I stumbled across another academic paper, published in 2004, by the same authors, Richard Sosis and Bradley Ruffle, and based on their “100-shekel” field experiments. In “Ideology, Religion and The Evolution of Cooperation,” Sosis and Ruffle differentiate not just between kibbutzniks and city dwellers, but also between religious and non-religious kibbutzniks. “The emergence and stability of cooperation,” the authors write in the first line of their paper, “has been a central theoretical problem for those who study human social behaviour.” So, not Why can’t we get along? But rather, Why—given an apparent evolutionary impulse to look out for our own interests first—do we (or at least some of us) bother to cooperate at all?
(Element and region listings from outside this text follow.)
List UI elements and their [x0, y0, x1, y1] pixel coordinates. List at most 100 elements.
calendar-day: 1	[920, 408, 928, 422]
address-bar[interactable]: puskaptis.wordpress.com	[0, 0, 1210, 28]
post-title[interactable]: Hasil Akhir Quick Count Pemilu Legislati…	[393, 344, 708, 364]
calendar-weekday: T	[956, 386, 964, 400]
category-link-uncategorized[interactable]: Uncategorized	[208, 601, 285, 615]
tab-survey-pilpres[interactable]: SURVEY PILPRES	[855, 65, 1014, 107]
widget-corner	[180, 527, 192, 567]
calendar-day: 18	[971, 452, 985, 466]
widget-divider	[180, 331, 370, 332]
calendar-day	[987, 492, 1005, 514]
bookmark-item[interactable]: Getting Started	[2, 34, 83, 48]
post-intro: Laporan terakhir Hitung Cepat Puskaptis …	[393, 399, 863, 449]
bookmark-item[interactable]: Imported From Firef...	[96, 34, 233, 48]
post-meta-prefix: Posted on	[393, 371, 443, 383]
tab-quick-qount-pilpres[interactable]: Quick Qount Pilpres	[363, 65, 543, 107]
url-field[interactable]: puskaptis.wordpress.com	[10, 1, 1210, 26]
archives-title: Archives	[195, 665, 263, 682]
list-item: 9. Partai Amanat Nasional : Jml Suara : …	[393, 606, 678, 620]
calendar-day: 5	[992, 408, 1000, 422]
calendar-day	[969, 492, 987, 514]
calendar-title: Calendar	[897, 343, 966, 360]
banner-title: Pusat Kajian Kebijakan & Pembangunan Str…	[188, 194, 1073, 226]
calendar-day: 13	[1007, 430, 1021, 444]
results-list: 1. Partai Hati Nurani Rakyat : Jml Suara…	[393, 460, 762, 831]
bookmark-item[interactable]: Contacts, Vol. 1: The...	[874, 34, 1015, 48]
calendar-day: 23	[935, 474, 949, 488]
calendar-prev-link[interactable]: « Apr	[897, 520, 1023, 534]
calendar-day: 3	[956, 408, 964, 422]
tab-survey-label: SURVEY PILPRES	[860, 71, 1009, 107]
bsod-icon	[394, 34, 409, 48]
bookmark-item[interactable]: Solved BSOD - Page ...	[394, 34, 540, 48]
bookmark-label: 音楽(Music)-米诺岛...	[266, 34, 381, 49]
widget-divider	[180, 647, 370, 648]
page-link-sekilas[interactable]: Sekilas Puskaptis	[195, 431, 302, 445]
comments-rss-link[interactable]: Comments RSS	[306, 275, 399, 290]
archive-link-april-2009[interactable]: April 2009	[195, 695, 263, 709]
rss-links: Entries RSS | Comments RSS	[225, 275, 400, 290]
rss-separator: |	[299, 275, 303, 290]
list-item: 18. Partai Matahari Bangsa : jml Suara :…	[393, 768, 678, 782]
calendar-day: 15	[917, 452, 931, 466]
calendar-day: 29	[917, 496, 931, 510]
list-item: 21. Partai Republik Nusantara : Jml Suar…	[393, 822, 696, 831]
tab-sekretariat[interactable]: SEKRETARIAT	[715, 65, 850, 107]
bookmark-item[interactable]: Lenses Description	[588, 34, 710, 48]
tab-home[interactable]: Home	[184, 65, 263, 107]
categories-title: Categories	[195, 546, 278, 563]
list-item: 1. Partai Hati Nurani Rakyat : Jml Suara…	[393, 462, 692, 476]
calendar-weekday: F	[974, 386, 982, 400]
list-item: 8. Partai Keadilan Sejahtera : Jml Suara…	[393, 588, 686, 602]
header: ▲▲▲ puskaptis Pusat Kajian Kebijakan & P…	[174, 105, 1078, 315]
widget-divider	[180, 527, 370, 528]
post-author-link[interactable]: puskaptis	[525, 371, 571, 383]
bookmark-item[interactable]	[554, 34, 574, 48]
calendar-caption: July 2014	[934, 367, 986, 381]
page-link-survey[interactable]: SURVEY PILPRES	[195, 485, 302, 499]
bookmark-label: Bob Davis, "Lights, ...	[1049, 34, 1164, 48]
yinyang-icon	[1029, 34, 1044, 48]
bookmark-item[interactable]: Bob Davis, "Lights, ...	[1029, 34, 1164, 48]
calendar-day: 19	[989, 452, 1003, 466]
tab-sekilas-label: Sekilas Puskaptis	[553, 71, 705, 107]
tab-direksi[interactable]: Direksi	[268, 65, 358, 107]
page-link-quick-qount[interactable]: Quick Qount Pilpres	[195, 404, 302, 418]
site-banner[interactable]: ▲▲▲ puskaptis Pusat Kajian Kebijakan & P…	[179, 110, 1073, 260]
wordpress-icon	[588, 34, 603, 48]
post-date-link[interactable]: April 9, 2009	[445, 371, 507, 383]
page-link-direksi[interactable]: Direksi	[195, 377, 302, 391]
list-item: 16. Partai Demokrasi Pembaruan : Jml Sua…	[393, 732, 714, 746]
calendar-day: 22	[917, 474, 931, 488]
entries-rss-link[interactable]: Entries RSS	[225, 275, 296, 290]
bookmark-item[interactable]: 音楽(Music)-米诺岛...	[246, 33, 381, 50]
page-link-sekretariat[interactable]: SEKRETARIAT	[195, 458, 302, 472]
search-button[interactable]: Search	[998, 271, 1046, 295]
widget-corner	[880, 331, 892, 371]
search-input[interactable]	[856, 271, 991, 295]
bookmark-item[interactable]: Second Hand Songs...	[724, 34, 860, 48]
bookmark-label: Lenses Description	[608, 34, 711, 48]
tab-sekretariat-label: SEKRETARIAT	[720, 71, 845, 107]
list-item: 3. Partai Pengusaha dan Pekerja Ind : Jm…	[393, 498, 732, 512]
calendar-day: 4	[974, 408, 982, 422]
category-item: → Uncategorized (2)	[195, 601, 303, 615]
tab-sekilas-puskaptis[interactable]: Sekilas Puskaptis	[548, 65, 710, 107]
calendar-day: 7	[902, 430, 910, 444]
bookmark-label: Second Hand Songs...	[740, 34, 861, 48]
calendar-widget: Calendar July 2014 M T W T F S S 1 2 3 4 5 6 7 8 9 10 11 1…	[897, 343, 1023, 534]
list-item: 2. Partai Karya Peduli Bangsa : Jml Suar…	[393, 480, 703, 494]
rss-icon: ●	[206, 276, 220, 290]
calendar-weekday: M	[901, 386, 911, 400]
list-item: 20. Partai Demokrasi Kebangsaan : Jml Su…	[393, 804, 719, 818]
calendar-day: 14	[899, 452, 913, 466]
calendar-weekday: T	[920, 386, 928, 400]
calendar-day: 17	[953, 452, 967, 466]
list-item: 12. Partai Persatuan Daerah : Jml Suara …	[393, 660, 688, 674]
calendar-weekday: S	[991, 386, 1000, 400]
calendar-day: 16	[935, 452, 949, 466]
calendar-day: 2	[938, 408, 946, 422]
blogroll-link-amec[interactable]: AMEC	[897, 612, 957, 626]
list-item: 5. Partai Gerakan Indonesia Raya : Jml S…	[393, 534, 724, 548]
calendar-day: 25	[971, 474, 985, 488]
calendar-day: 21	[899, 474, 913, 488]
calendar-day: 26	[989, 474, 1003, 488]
Biologists have worked out explanations like “kin selection” to explain away cooperation within the me-first theory of natural selection. But Sosis and Ruffle focus on a variable unique to the human species: ideology. How does what we believe affect how we behave? And in the context of the Israeli kibbutz, does this effect vary between the secular kibbutzim that form the bulk of the movement and the smaller number of religion-minded communities? Did the deity make us do it?
What they discovered, based on who took out the fewest amount of shekels from the “common purse”, was that male kibbutzniks who regularly attended synagogue, where they perform public rituals, were most “cooperative”—or at least most committed to the sharing philosophy of the kibbutz. It makes sense. The cooperative communities that have endured the longest since the 19th century have been religious communes. But with religious kibbutzim (which tend not to be ultra-Orthodox), there isn’t the same pressure to stay on the community; you have the choice to leave if you want. It’s an interesting conclusion and poses challenges to secular communities who hope to cultivate the cooperative impulse in their members—and in future generations.
Even the many secular rituals of the non-religious kibbutzim—the shared Shabbat dinner, the public holiday celebrations and entertainments, the collective debates of the general assembly—don’t inspire the same sense of communal fraternity as sacred, supernatural, religious acts. As the authors write, “the bonds forged through a common secular ideological belief, even when supported by ritual activity, do not appear to create the long-term trust and commitment achieved within religious communities.”
I grew up Catholic, but shed most of those religious beliefs (thanks largely to biology class) by the time I reached university. And yet likely the most communal, cooperative activity I participated in (aside from the kibbutz) or at least witnessed was the volunteer work and church socializing my parents were involved in. I remain agnostic, borderline atheist—and too often disconnected from the community around me. Despite my secular beliefs, I can’t dismiss outright the religious impulse and even (despite its blood-soaked history of repression) the Catholic (or any other) church.
Ultimately, I hope that some other, less-toxic, less-supernatural, more-earthbound ideology might bind us together. (Perhaps the “eco-spirituality” that has pissed off the Vatican in James Cameron’s Avatar—and that is at the core of the eco-village movement, which has inspired several kibbutzim in Israel, too.) But Sosis and Ruffle’s research suggests that secular ideology—even wedded with Kumbaya-ish, treehugging, circle-dancing group-building rituals (been there, hugged that)—won’t lead us away from our own ingrained self-interest as much as a belief (or perhaps a fear) of a Higher Power keeping track of how many shekels we take from the collective envelope.